There needs to be a system of incentives in place. For instance, those who construct warehouses should be compensated, and the tenant should pay much less per square foot for the space. He suggests that the government provide financial incentives to warehouses that implement automation systems and to businesses that invest in automation technology.

Stakeholders recognize the need for more technology. With this, most businesses can compete with any major international competitor. However, the price tag is quite steep, so not all businesses can afford it. Some have speculated that smaller logistics firms will be encouraged to adopt new technologies if the budget includes incentives for the costs of automation.

As the founder and managing director of logistics and supply chain service provider Varuna Group, Vivek Juneja emphasizes the critical need for immediate investment in cutting-edge technology. He predicts that the upcoming budget of 2023 will put an emphasis on utilizing data-driven technologies to make India’s logistics ecosystem even more advanced, integrated, cost-effective, and reliable.

Since there is such a severe shortage of skilled personnel and specialists in this field, the MD of Varuna Group also emphasizes the need to improve human resource skill sets. ” We require educational facilities that can educate students on cutting-edge technologies and encourage research, development, and new product creation. Tiwari argues that the industry should encourage gender equality in the workplace and diversify its workforce to include people of all identities.
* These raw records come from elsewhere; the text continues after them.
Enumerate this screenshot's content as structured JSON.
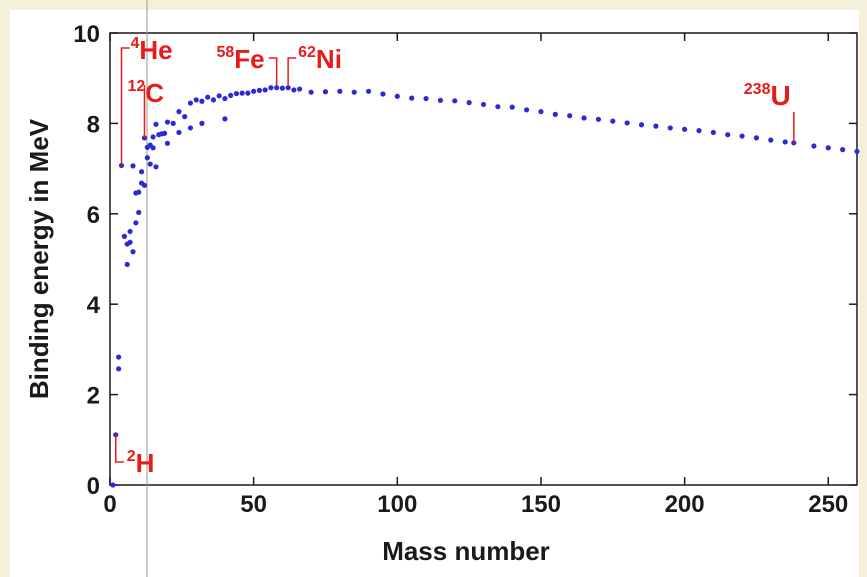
{
  "chart_data": {
    "type": "scatter",
    "xlabel": "Mass number",
    "ylabel": "Binding energy in MeV",
    "xlim": [
      0,
      260
    ],
    "ylim": [
      0,
      10
    ],
    "xticks": [
      "0",
      "50",
      "100",
      "150",
      "200",
      "250"
    ],
    "yticks": [
      "0",
      "2",
      "4",
      "6",
      "8",
      "10"
    ],
    "grid": false,
    "point_color": "#2a2ad6",
    "annotation_color": "#e81b1b",
    "series": [
      {
        "points": [
          [
            1,
            0.0
          ],
          [
            2,
            1.11
          ],
          [
            3,
            2.57
          ],
          [
            3,
            2.83
          ],
          [
            4,
            7.07
          ],
          [
            5,
            5.5
          ],
          [
            6,
            5.33
          ],
          [
            6,
            4.88
          ],
          [
            7,
            5.61
          ],
          [
            7,
            5.37
          ],
          [
            8,
            5.16
          ],
          [
            8,
            7.06
          ],
          [
            9,
            6.46
          ],
          [
            9,
            5.8
          ],
          [
            10,
            6.48
          ],
          [
            10,
            6.03
          ],
          [
            11,
            6.93
          ],
          [
            11,
            6.68
          ],
          [
            12,
            7.68
          ],
          [
            12,
            6.63
          ],
          [
            13,
            7.47
          ],
          [
            13,
            7.24
          ],
          [
            14,
            7.52
          ],
          [
            14,
            7.1
          ],
          [
            15,
            7.7
          ],
          [
            15,
            7.46
          ],
          [
            16,
            7.98
          ],
          [
            16,
            7.04
          ],
          [
            17,
            7.75
          ],
          [
            18,
            7.77
          ],
          [
            19,
            7.78
          ],
          [
            20,
            8.03
          ],
          [
            20,
            7.56
          ],
          [
            22,
            8.0
          ],
          [
            24,
            8.26
          ],
          [
            24,
            7.8
          ],
          [
            26,
            8.15
          ],
          [
            28,
            8.45
          ],
          [
            28,
            7.9
          ],
          [
            30,
            8.52
          ],
          [
            32,
            8.49
          ],
          [
            32,
            8.0
          ],
          [
            34,
            8.58
          ],
          [
            36,
            8.52
          ],
          [
            38,
            8.61
          ],
          [
            40,
            8.55
          ],
          [
            40,
            8.1
          ],
          [
            42,
            8.62
          ],
          [
            44,
            8.66
          ],
          [
            46,
            8.67
          ],
          [
            48,
            8.67
          ],
          [
            50,
            8.71
          ],
          [
            52,
            8.73
          ],
          [
            54,
            8.74
          ],
          [
            56,
            8.79
          ],
          [
            58,
            8.79
          ],
          [
            60,
            8.78
          ],
          [
            62,
            8.79
          ],
          [
            64,
            8.74
          ],
          [
            66,
            8.76
          ],
          [
            70,
            8.69
          ],
          [
            75,
            8.7
          ],
          [
            80,
            8.71
          ],
          [
            85,
            8.69
          ],
          [
            90,
            8.71
          ],
          [
            95,
            8.65
          ],
          [
            100,
            8.6
          ],
          [
            105,
            8.56
          ],
          [
            110,
            8.55
          ],
          [
            115,
            8.51
          ],
          [
            120,
            8.5
          ],
          [
            125,
            8.46
          ],
          [
            130,
            8.42
          ],
          [
            135,
            8.37
          ],
          [
            140,
            8.36
          ],
          [
            145,
            8.3
          ],
          [
            150,
            8.26
          ],
          [
            155,
            8.2
          ],
          [
            160,
            8.17
          ],
          [
            165,
            8.12
          ],
          [
            170,
            8.09
          ],
          [
            175,
            8.05
          ],
          [
            180,
            8.01
          ],
          [
            185,
            7.97
          ],
          [
            190,
            7.94
          ],
          [
            195,
            7.9
          ],
          [
            200,
            7.87
          ],
          [
            205,
            7.84
          ],
          [
            210,
            7.8
          ],
          [
            215,
            7.75
          ],
          [
            220,
            7.72
          ],
          [
            225,
            7.68
          ],
          [
            230,
            7.63
          ],
          [
            235,
            7.59
          ],
          [
            238,
            7.57
          ],
          [
            245,
            7.5
          ],
          [
            250,
            7.46
          ],
          [
            255,
            7.42
          ],
          [
            260,
            7.38
          ]
        ]
      }
    ],
    "annotations": [
      {
        "mass": "4",
        "symbol": "He",
        "x": 4,
        "y": 7.07
      },
      {
        "mass": "12",
        "symbol": "C",
        "x": 12,
        "y": 7.68
      },
      {
        "mass": "58",
        "symbol": "Fe",
        "x": 58,
        "y": 8.79
      },
      {
        "mass": "62",
        "symbol": "Ni",
        "x": 62,
        "y": 8.79
      },
      {
        "mass": "238",
        "symbol": "U",
        "x": 238,
        "y": 7.57
      },
      {
        "mass": "2",
        "symbol": "H",
        "x": 2,
        "y": 1.11
      }
    ]
  }
}
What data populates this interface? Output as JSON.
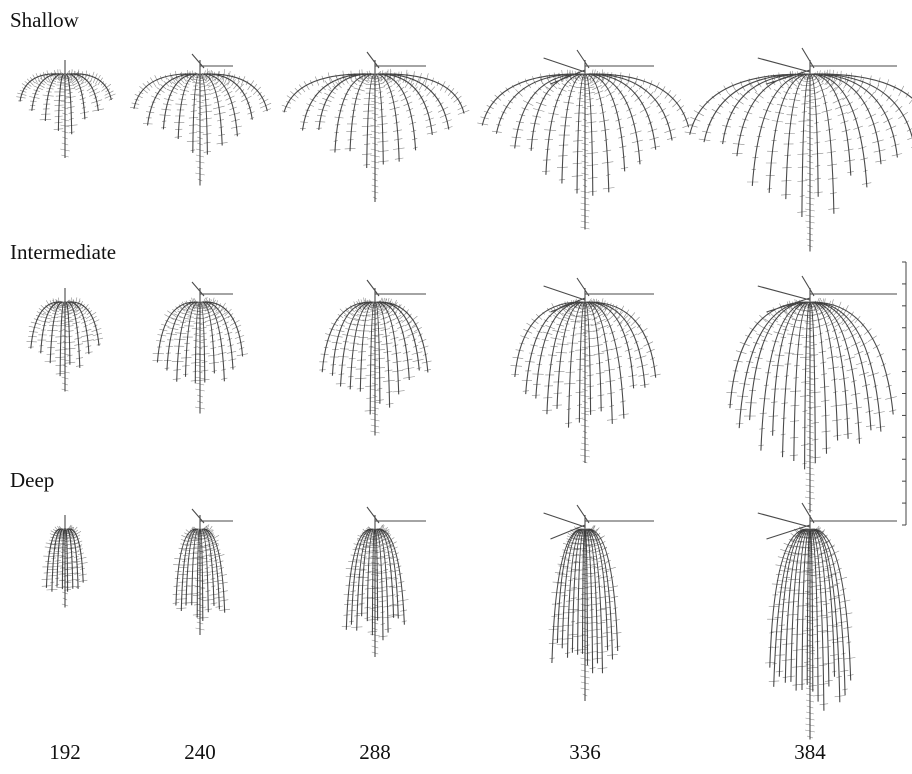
{
  "rows": [
    "Shallow",
    "Intermediate",
    "Deep"
  ],
  "columns": [
    192,
    240,
    288,
    336,
    384
  ]
}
According to Sarang, the government should allocate funds to build more multi-modal logistics parks. We expect a Rs 2 lakh crore investment in port infrastructure this year to help combat logistics inefficiencies, she says, because “this year, the primary focus will be on making the industry more efficient.”

In addition, business leaders are eagerly anticipating the rollout of the National Logistics Policy, which was announced in September 2022 with the goal of streamlining processes and reducing logistics costs.

NLP was developed to bring cohesion to a field that had become too dispersed. Equally, we think the government should figure out a way to centralize the budgeting procedure for all the different departments. Sarang argues that a regulatory agency should be funded in the upcoming budget “to monitor and manage grants, sanctions, loans, or direct service provision, as well as any other strategies associated with this policy.”